数据结构 邓俊辉 PA#2 真二叉树重构(Proper Rebuild)题解

真二叉树重构(Proper Rebuild)


Description

In general, given the preorder traversal sequence and postorder traversal sequence of a binary tree, we cannot determine the binary tree.

Figure 1

In Figure 1 for example, although they are two different binary tree, their preorder traversal sequence and postorder traversal sequence are both of the same.

But for one proper binary tree, in which each internal node has two sons, we can uniquely determine it through its given preorder traversal sequence and postorder traversal sequence.

Label n nodes in one binary tree using the integers in [1, n], we would like to output the inorder traversal sequence of a binary tree through its preorder and postorder traversal sequence.

Input

The 1st line is an integer n, i.e., the number of nodes in one given binary tree,

The 2nd and 3rd lines are the given preorder and postorder traversal sequence respectively.

Output

The inorder traversal sequence of the given binary tree in one line.

Example

Input

5
1 2 4 5 3
4 5 2 3 1

Output

4 2 5 1 3

Restrictions

For 95% of the estimation, 1 <= n <= 1,000,00

For 100% of the estimation, 1 <= n <= 4,000,000

The input sequence is a permutation of {1,2…n}, corresponding to a legal binary tree.

Time: 2 sec

Memory: 256 MB

Hints

Figure 2

In Figure 2, observe the positions of the left and right children in preorder and postorder traversal sequence.

描述

一般来说,给定二叉树的先序遍历序列和后序遍历序列,并不能确定唯一确定该二叉树。

(图一)

比如图一中的两棵二叉树,虽然它们是不同二叉树,但是它们的先序、后序遍历序列都是相同的。

但是对于“真二叉树”(每个内部节点都有两个孩子的二叉树),给定它的先序、后序遍历序列足以完全确定它的结构。

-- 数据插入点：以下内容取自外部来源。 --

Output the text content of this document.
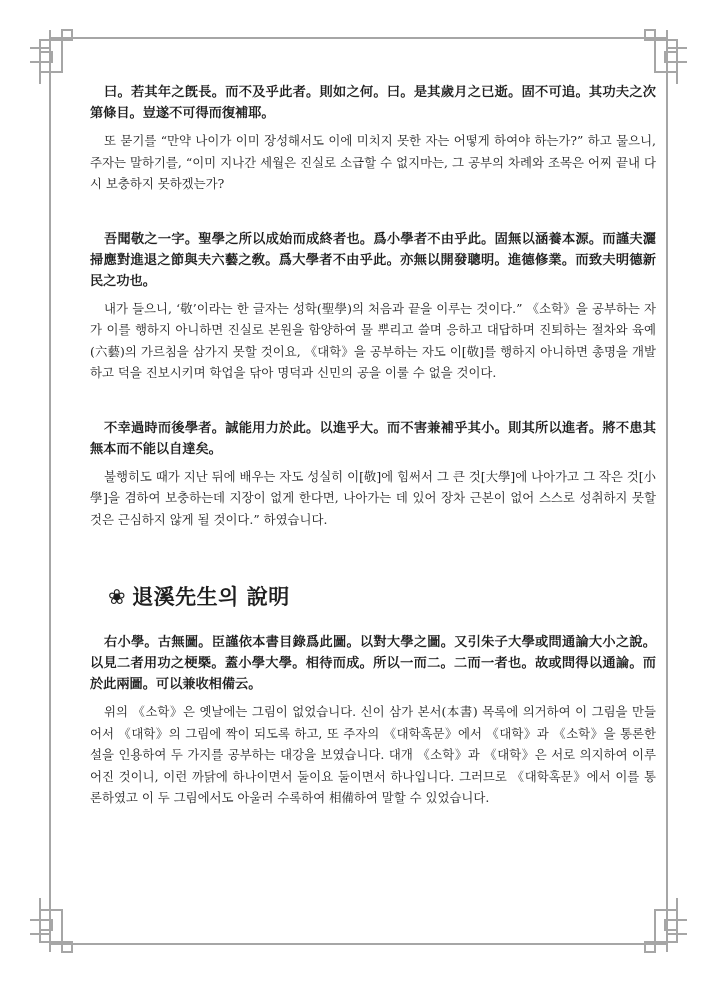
曰。若其年之旣長。而不及乎此者。則如之何。曰。是其歲月之已逝。固不可追。其功夫之次第條目。豈遂不可得而復補耶。

또 묻기를 “만약 나이가 이미 장성해서도 이에 미치지 못한 자는 어떻게 하여야 하는가?” 하고 물으니, 주자는 말하기를, “이미 지나간 세월은 진실로 소급할 수 없지마는, 그 공부의 차례와 조목은 어찌 끝내 다시 보충하지 못하겠는가?

吾聞敬之一字。聖學之所以成始而成終者也。爲小學者不由乎此。固無以涵養本源。而謹夫灑掃應對進退之節與夫六藝之敎。爲大學者不由乎此。亦無以開發聰明。進德修業。而致夫明德新民之功也。

내가 들으니, ‘敬’이라는 한 글자는 성학(聖學)의 처음과 끝을 이루는 것이다.” 《소학》을 공부하는 자가 이를 행하지 아니하면 진실로 본원을 함양하여 물 뿌리고 쓸며 응하고 대답하며 진퇴하는 절차와 육예(六藝)의 가르침을 삼가지 못할 것이요, 《대학》을 공부하는 자도 이[敬]를 행하지 아니하면 총명을 개발하고 덕을 진보시키며 학업을 닦아 명덕과 신민의 공을 이룰 수 없을 것이다.

不幸過時而後學者。誠能用力於此。以進乎大。而不害兼補乎其小。則其所以進者。將不患其無本而不能以自達矣。

불행히도 때가 지난 뒤에 배우는 자도 성실히 이[敬]에 힘써서 그 큰 것[大學]에 나아가고 그 작은 것[小學]을 겸하여 보충하는데 지장이 없게 한다면, 나아가는 데 있어 장차 근본이 없어 스스로 성취하지 못할 것은 근심하지 않게 될 것이다.” 하였습니다.

❀ 退溪先生의 說明

右小學。古無圖。臣謹依本書目錄爲此圖。以對大學之圖。又引朱子大學或問通論大小之說。以見二者用功之梗槩。蓋小學大學。相待而成。所以一而二。二而一者也。故或問得以通論。而於此兩圖。可以兼收相備云。

위의 《소학》은 옛날에는 그림이 없었습니다. 신이 삼가 본서(本書) 목록에 의거하여 이 그림을 만들어서 《대학》의 그림에 짝이 되도록 하고, 또 주자의 《대학혹문》에서 《대학》과 《소학》을 통론한 설을 인용하여 두 가지를 공부하는 대강을 보였습니다. 대개 《소학》과 《대학》은 서로 의지하여 이루어진 것이니, 이런 까닭에 하나이면서 둘이요 둘이면서 하나입니다. 그러므로 《대학혹문》에서 이를 통론하였고 이 두 그림에서도 아울러 수록하여 相備하여 말할 수 있었습니다.
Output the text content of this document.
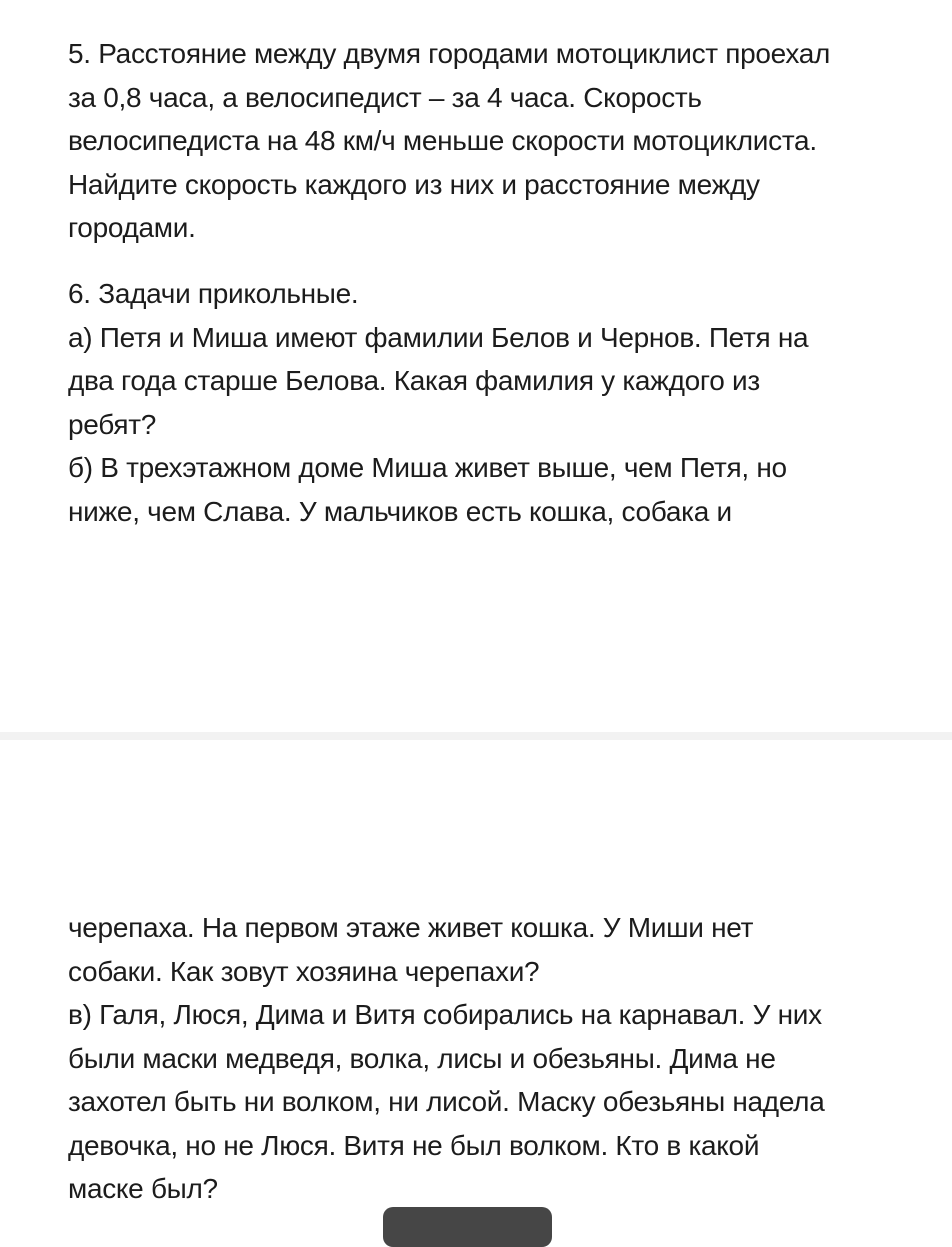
5. Расстояние между двумя городами мотоциклист проехал
за 0,8 часа, а велосипедист – за 4 часа. Скорость
велосипедиста на 48 км/ч меньше скорости мотоциклиста.
Найдите скорость каждого из них и расстояние между
городами.

6. Задачи прикольные.
а) Петя и Миша имеют фамилии Белов и Чернов. Петя на
два года старше Белова. Какая фамилия у каждого из
ребят?
б) В трехэтажном доме Миша живет выше, чем Петя, но
ниже, чем Слава. У мальчиков есть кошка, собака и

черепаха. На первом этаже живет кошка. У Миши нет
собаки. Как зовут хозяина черепахи?
в) Галя, Люся, Дима и Витя собирались на карнавал. У них
были маски медведя, волка, лисы и обезьяны. Дима не
захотел быть ни волком, ни лисой. Маску обезьяны надела
девочка, но не Люся. Витя не был волком. Кто в какой
маске был?
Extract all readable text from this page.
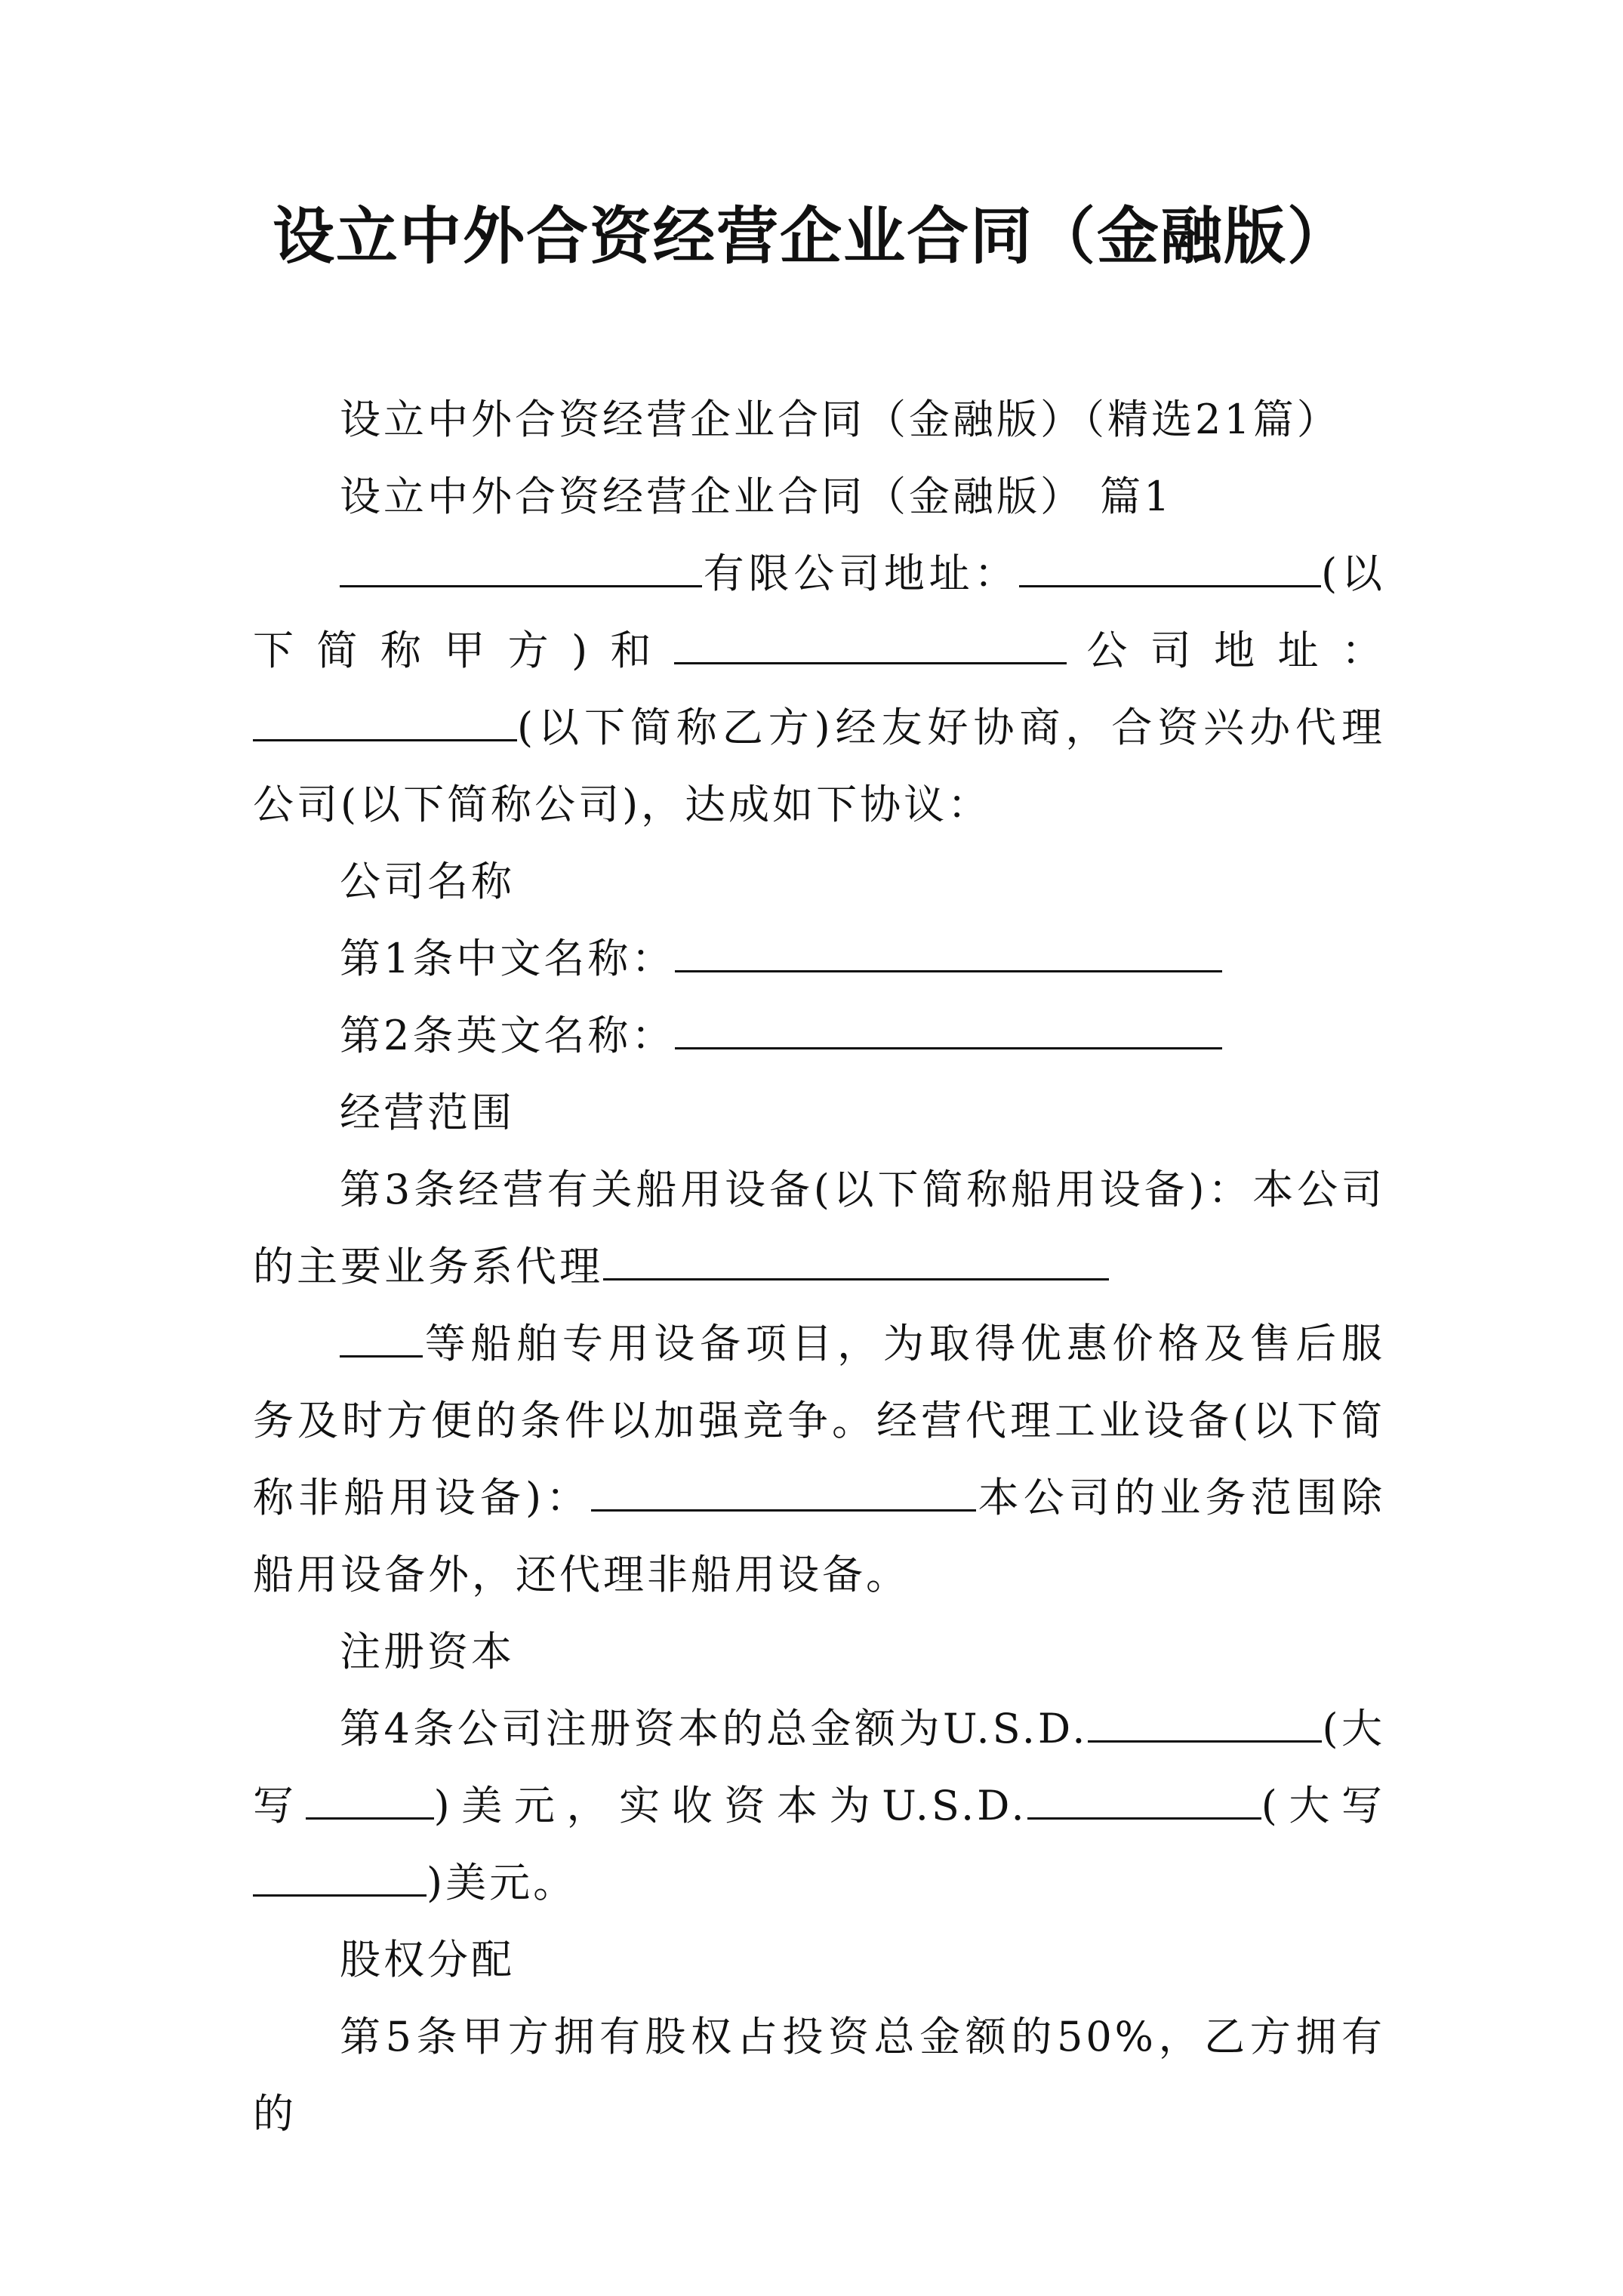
设立中外合资经营企业合同（金融版）

设立中外合资经营企业合同（金融版）（精选21篇）

设立中外合资经营企业合同（金融版） 篇1

有限公司地址：	(以下简称甲方)和	公司地址：(以下简称乙方)经友好协商，合资兴办代理公司(以下简称公司)，达成如下协议：

公司名称

第1条中文名称：

第2条英文名称：

经营范围

第3条经营有关船用设备(以下简称船用设备)：本公司的主要业务系代理

等船舶专用设备项目，为取得优惠价格及售后服务及时方便的条件以加强竞争。经营代理工业设备(以下简称非船用设备)：	本公司的业务范围除船用设备外，还代理非船用设备。

注册资本

第4条公司注册资本的总金额为U.S.D.	(大写	)美元，实收资本为U.S.D.	(大写)美元。

股权分配

第5条甲方拥有股权占投资总金额的50%，乙方拥有的
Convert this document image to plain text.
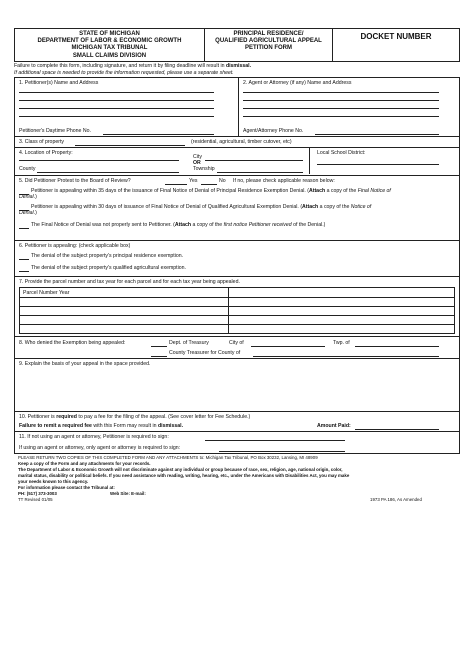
STATE OF MICHIGAN
DEPARTMENT OF LABOR & ECONOMIC GROWTH
MICHIGAN TAX TRIBUNAL
SMALL CLAIMS DIVISION
PRINCIPAL RESIDENCE/
QUALIFIED AGRICULTURAL APPEAL
PETITION FORM
DOCKET NUMBER
Failure to complete this form, including signature, and return it by filing deadline will result in dismissal.
If additional space is needed to provide the information requested, please use a separate sheet.
1. Petitioner(s) Name and Address
Petitioner's Daytime Phone No.
2. Agent or Attorney (if any) Name and Address
Agent/Attorney Phone No.
3. Class of property	(residential, agricultural, timber cutover, etc)
4. Location of Property:
County
City
OR
Township
Local School District:
5. Did Petitioner Protest to the Board of Review?	Yes	No If no, please check applicable reason below:
Petitioner is appealing within 35 days of the issuance of Final Notice of Denial of Principal Residence Exemption Denial. (Attach a copy of the Final Notice of
Denial.)
Petitioner is appealing within 30 days of issuance of Final Notice of Denial of Qualified Agricultural Exemption Denial. (Attach a copy of the Notice of
Denial.)
The Final Notice of Denial was not properly sent to Petitioner. (Attach a copy of the first notice Petitioner received of the Denial.)
6. Petitioner is appealing: (check applicable box)
The denial of the subject property's principal residence exemption.
The denial of the subject property's qualified agricultural exemption.
7. Provide the parcel number and tax year for each parcel and for each tax year being appealed.
Parcel Number Year
8. Who denied the Exemption being appealed:	Dept. of Treasury	City of	Twp. of
County Treasurer for County of
9. Explain the basis of your appeal in the space provided.
10. Petitioner is required to pay a fee for the filing of the appeal. (See cover letter for Fee Schedule.)
Failure to remit a required fee with this Form may result in dismissal.	Amount Paid:
11. If not using an agent or attorney, Petitioner is required to sign:
If using an agent or attorney, only agent or attorney is required to sign:
PLEASE RETURN TWO COPIES OF THIS COMPLETED FORM AND ANY ATTACHMENTS to: Michigan Tax Tribunal, PO Box 30232, Lansing, MI 48909
Keep a copy of the Form and any attachments for your records.
The Department of Labor & Economic Growth will not discriminate against any individual or group because of race, sex, religion, age, national origin, color,
marital status, disability or political beliefs. If you need assistance with reading, writing, hearing, etc., under the Americans with Disabilities Act, you may make
your needs known to this agency.
For information please contact the Tribunal at:
PH: (517) 373-3003	Web Site: E-mail:
TT Revised 01/05	1973 PA 186, As Amended
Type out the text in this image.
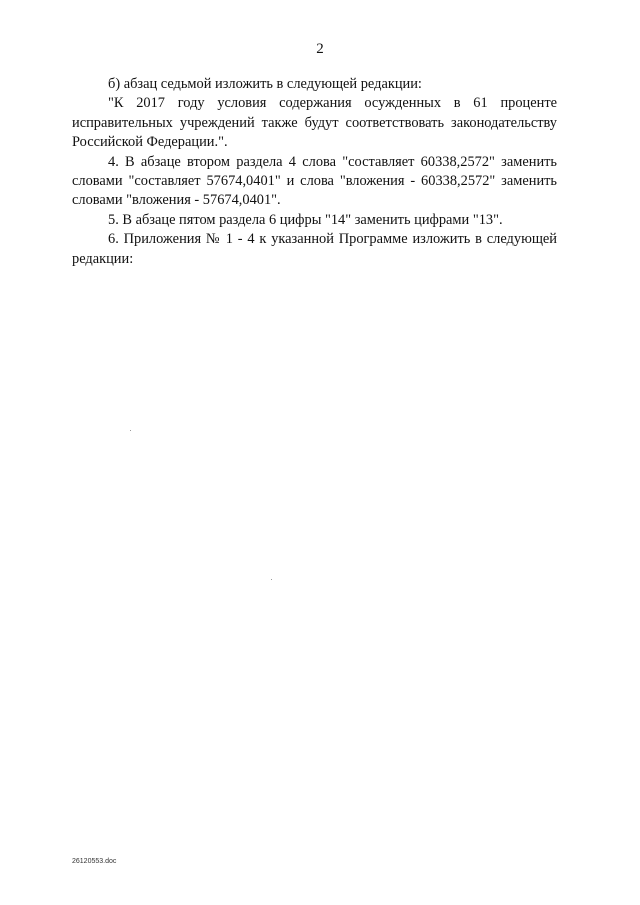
2

б) абзац седьмой изложить в следующей редакции:

"К 2017 году условия содержания осужденных в 61 проценте исправительных учреждений также будут соответствовать законодательству Российской Федерации.".

4. В абзаце втором раздела 4 слова "составляет 60338,2572" заменить словами "составляет 57674,0401" и слова "вложения - 60338,2572" заменить словами "вложения - 57674,0401".

5. В абзаце пятом раздела 6 цифры "14" заменить цифрами "13".

6. Приложения № 1 - 4 к указанной Программе изложить в следующей редакции:

26120553.doc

将二叉树的n个节点用[1, n]内的整数进行编号,输入一棵真二叉树的先序、后序遍历序列,请输出它的中序遍历序列。

输入

第一行为一个整数n,即二叉树中节点的个数。

第二、三行为已知的先序、后序遍历序列。

输出

仅一行,给定真二叉树的中序遍历序列。

样例

见英文题面

限制

对于95%的测例:1 ≤ n ≤ 1,000,000

对于100%的测例:1 ≤ n ≤ 4,000,000

输入的序列是{1,2…n}的排列,且对应于一棵合法的真二叉树

时间:2 sec

空间:256 MB

提示

观察左、右孩子在先序、后序遍历序列中的位置

重温视频05e5-3

目测一辈子也忘不了二叉树重构怎么写了…………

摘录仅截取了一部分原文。